Réponse supplémentaire à R92-22 (avril 2001)

Transports Canada a présenté une réponse supplémentaire en 2001 indiquant que le problème d'usure excessive des rails était en voie d'être évalué par l'industrie ferroviaire, la Federal Railway Administration et les responsables du programme de Transports Canada de recherche sur l'intégrité des rails. Cette recherche se poursuit en vue d'établir des limites raisonnables pour l'usure du champignon du rail sur une voie principale.

Réponse supplémentaire à R92-22 (juin 2004)

Transports Canada a présenté une réponse supplémentaire en 2004 indiquant que les normes de l'industrie concernant les limites d'usure des rails seront abordées dans les discussions du nouveau groupe de travail de l'Association des chemins de fer du Canada responsable du Règlement sur la sécurité de la voie. Le ministère a aussi l'intention, dans le cadre de sa démarche d'intégration des programmes, de vérifier les pratiques d'inspection et d'entretien des compagnies ferroviaires au regard des exigences du Règlement sur la sécurité de la voie visant les limites d'usure des rails.

Réévaluation par le Bureau de la réponse à R92-22 (décembre 2005)

Le Bureau a appris qu'une technologie au laser plus précise était en voie d'être adoptée pour mesurer l'usure du champignon du rail. Cependant, il reste des problèmes à régler entre la détection et le moment où des mesures correctives sont prises. Par conséquent, le Bureau évalue la réponse à cette recommandation comme étant en partie satisfaisante.

Réponse supplémentaire à R92-22 (juillet 2006)

Transports Canada a présenté une réponse supplémentaire en 2006 indiquant qu'un symposium consacré à la modernisation des règles de sécurité des voies ferrées serait tenu en septembre 2006. Il est prévu que la règle existante sur l'usure des rails sera modifiée à la suite du symposium.

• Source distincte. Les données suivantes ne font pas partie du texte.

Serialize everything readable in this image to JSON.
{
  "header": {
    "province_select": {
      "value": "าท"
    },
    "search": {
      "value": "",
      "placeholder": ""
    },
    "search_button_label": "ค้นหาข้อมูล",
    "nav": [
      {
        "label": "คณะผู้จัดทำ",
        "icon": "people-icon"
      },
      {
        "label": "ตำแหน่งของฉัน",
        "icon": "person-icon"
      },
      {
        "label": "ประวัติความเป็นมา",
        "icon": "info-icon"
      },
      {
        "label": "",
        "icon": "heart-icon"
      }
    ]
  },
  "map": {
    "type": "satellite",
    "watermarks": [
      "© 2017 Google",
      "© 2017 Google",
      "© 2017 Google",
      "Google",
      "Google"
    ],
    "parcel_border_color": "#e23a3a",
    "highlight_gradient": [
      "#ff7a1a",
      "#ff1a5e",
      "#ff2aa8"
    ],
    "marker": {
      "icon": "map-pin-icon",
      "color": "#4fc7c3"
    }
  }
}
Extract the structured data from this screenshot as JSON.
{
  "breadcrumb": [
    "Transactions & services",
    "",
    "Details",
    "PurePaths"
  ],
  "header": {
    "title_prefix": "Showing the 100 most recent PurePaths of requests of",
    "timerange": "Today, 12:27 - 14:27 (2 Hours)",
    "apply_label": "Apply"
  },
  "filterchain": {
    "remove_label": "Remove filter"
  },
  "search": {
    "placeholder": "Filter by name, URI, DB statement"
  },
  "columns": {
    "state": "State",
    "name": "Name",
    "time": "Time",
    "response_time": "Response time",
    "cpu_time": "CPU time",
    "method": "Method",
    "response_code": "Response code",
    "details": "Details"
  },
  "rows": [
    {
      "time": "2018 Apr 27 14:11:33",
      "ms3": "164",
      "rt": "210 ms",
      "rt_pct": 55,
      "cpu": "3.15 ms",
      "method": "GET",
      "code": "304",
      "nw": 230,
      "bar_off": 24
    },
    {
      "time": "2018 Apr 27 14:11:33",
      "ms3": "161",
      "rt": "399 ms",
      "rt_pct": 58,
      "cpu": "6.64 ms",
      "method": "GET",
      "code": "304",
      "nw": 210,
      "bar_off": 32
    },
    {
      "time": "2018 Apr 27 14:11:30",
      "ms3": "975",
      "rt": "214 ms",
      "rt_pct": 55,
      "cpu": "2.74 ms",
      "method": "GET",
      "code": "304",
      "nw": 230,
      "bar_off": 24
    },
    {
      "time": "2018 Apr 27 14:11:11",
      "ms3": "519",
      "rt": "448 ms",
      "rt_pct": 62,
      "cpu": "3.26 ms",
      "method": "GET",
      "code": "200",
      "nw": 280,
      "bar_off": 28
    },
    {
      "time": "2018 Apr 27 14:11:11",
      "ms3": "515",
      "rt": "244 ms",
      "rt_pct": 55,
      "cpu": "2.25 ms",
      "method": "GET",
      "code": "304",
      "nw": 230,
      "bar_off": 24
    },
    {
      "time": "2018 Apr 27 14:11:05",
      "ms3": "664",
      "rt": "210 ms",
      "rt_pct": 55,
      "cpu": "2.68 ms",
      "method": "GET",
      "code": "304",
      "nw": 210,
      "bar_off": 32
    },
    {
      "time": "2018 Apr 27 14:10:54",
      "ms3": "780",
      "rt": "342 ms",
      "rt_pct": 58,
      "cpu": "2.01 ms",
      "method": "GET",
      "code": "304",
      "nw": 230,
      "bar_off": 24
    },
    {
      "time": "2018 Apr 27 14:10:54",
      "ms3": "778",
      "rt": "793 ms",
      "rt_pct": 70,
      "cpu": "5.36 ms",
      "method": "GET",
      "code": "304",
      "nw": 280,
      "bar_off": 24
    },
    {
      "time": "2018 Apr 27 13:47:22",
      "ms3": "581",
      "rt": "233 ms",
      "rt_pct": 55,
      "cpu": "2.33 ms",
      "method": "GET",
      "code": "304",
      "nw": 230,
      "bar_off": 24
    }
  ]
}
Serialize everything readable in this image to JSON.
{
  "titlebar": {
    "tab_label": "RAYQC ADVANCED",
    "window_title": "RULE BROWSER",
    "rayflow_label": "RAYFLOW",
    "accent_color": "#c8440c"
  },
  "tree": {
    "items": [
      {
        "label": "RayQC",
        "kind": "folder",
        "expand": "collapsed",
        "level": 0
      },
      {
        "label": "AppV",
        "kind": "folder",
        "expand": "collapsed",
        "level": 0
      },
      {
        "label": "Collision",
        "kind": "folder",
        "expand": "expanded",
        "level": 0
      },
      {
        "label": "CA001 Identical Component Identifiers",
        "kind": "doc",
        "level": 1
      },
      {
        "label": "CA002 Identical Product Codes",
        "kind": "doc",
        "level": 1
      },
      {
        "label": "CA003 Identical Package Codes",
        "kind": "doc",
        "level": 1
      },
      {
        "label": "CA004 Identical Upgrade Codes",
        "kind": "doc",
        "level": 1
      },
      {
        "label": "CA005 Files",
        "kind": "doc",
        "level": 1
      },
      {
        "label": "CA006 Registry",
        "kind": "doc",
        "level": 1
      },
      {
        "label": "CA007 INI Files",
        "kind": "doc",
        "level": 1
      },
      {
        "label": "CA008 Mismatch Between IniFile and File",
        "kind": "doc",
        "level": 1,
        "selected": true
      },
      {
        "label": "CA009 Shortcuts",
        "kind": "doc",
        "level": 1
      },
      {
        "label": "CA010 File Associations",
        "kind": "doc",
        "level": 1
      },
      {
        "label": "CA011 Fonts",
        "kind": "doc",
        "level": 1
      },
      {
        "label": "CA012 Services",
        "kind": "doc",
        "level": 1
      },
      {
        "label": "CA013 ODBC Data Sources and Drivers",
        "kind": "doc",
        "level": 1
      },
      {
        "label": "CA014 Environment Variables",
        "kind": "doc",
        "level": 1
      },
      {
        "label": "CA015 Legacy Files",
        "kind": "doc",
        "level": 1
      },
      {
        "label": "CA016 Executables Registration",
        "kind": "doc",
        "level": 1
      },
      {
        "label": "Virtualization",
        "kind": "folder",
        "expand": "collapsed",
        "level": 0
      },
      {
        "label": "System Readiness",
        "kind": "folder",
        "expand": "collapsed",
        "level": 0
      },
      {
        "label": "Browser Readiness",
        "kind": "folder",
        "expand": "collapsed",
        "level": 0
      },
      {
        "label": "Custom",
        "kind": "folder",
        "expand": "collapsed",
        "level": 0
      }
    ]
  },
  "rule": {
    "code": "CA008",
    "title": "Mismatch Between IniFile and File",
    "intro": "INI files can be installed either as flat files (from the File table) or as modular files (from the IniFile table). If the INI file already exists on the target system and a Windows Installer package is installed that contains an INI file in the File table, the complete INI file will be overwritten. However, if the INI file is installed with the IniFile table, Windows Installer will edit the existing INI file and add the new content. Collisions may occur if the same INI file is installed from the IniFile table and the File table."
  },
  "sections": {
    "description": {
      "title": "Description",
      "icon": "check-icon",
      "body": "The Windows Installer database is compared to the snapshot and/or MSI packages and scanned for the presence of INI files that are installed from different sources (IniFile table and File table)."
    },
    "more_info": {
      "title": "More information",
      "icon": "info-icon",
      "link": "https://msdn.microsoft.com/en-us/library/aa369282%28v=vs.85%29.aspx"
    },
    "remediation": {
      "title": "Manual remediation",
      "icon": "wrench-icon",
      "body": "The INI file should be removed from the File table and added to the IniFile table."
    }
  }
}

Réévaluation par le Bureau de la réponse à R92-22 (août 2006)

Compte tenu des efforts persistants que déploient Transports Canada et l'industrie pour fixer des limites de sécurité visant l'usure du champignon du rail ainsi que les efforts consacrés par Transports Canada à la réglementation de cette question, le Bureau réévalue la réponse à la recommandation R92-22 comme étant pleinement satisfaisante.

Suivi exercé par le BST (octobre 2006)

Comme Transports Canada et l'industrie travaillent activement en vue de régler la lacune de sécurité visée par la recommandation R92-22 et prennent des mesures qui réduiront sensiblement ou élimineront la lacune, aucune mesure supplémentaire n'est nécessaire de la part du BST.

Tous les risques ayant été sensiblement réduits, ce dossier est un dossier inactif.